C. took some time off from our walks not long after I got S. and I did not push the issue. I offered to let her go and if she did not want to, that was fine. I think S. had given her the evil eye in the car... But the fighting has stopped and suddenly C. was ready and excited to go. She dances around the SUV , I can't open it fast enough for them to jump in. On our walks she never lags, acts excited, tail wagging ect. I know she knows she can opt not to go at any time. I walk 20 min. miles, so I don't think that is to fast. I am 52 years old ! I would think my dogs could go at my speed. I just don't want to ever do any harm to either of my dogs.


----------



## HerdingStdPoodle (Oct 17, 2012)

*Just a Thought*

Carley's Mom;

I absolutely love your new Avatar---wonderful photo of you and the Spoos at the beach!

I have experience with older dogs---not Poodles---but a gorgeous, loyal Belgian Shepherd that was my buddy for 12 years. At the time, I also had a Sheltie and the three of us would go walking and hiking together. What worked for us is this: I would take them, one at a time, for a "special time" of walking and hiking with me. My Sheltie had lots of energy and would run and play and investigate. When I crated my Sheltie, it was time for my Belgian---we would stroll and "just be" together. He was so happy, just as long as he was by my side. When the three of us were together, my Belgian would try and "keep up" with my Sheltie because he wanted to be near me and would do anything and everything to please me. 

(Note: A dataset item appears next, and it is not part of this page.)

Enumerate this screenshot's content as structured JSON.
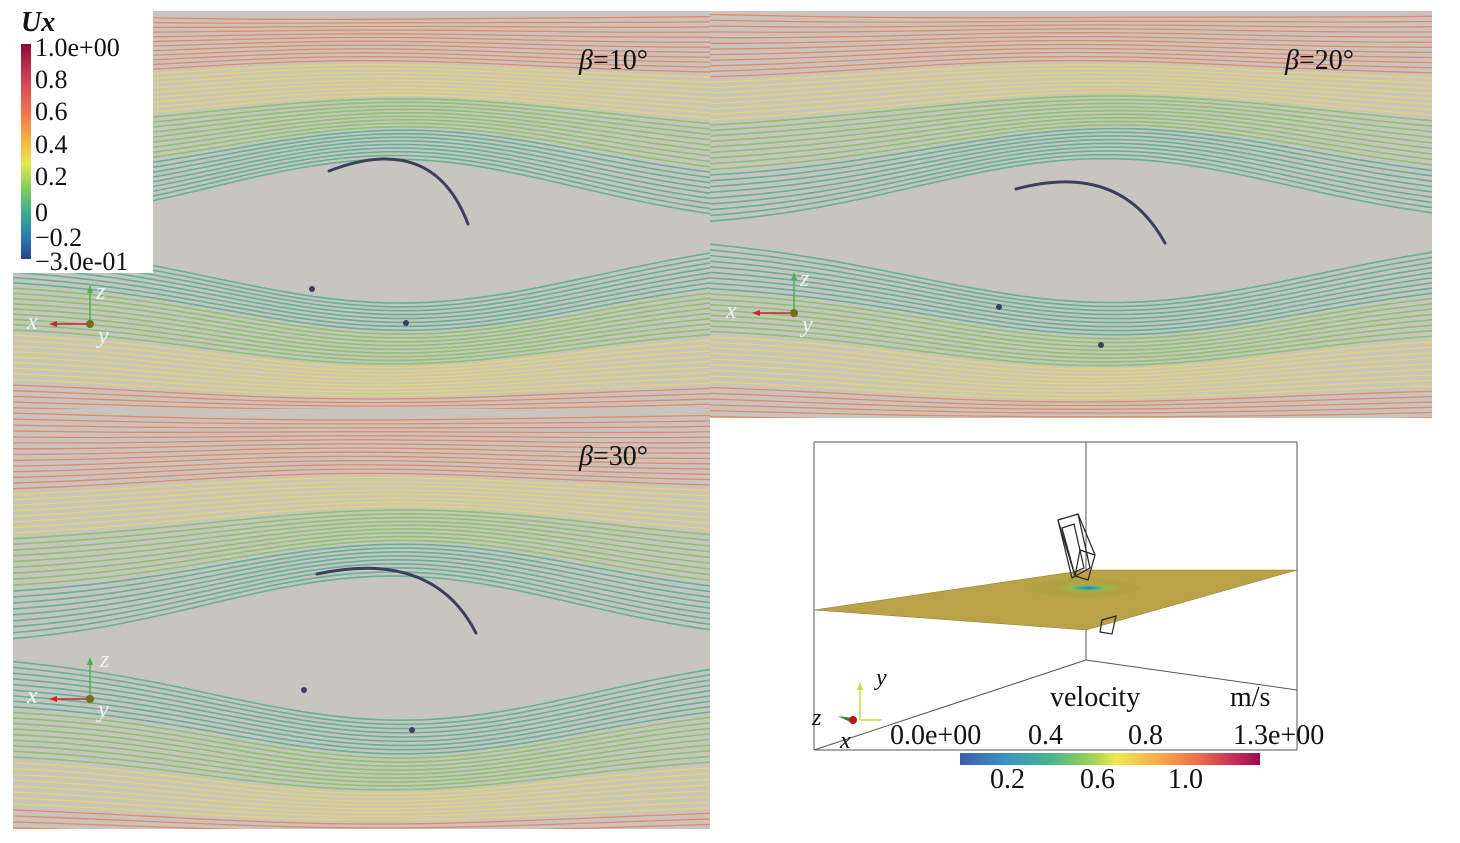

Separate "quality time" is what worked for us. 

HerdingStdPoodle


----------



## Carley's Mom (Oct 30, 2011)

thanks everyone, I guess I will cut back some.


----------



## Carrie-e (Oct 23, 2012)

Amazing photo wonderful. When my Harley was 9,he had problems with his toenails and we had to cut down his walks. To be honest he wasn't bothered at all. It's always so sad when they slow down isn't it,it just makes you realise they are getting older and none of us like to think about it.


----------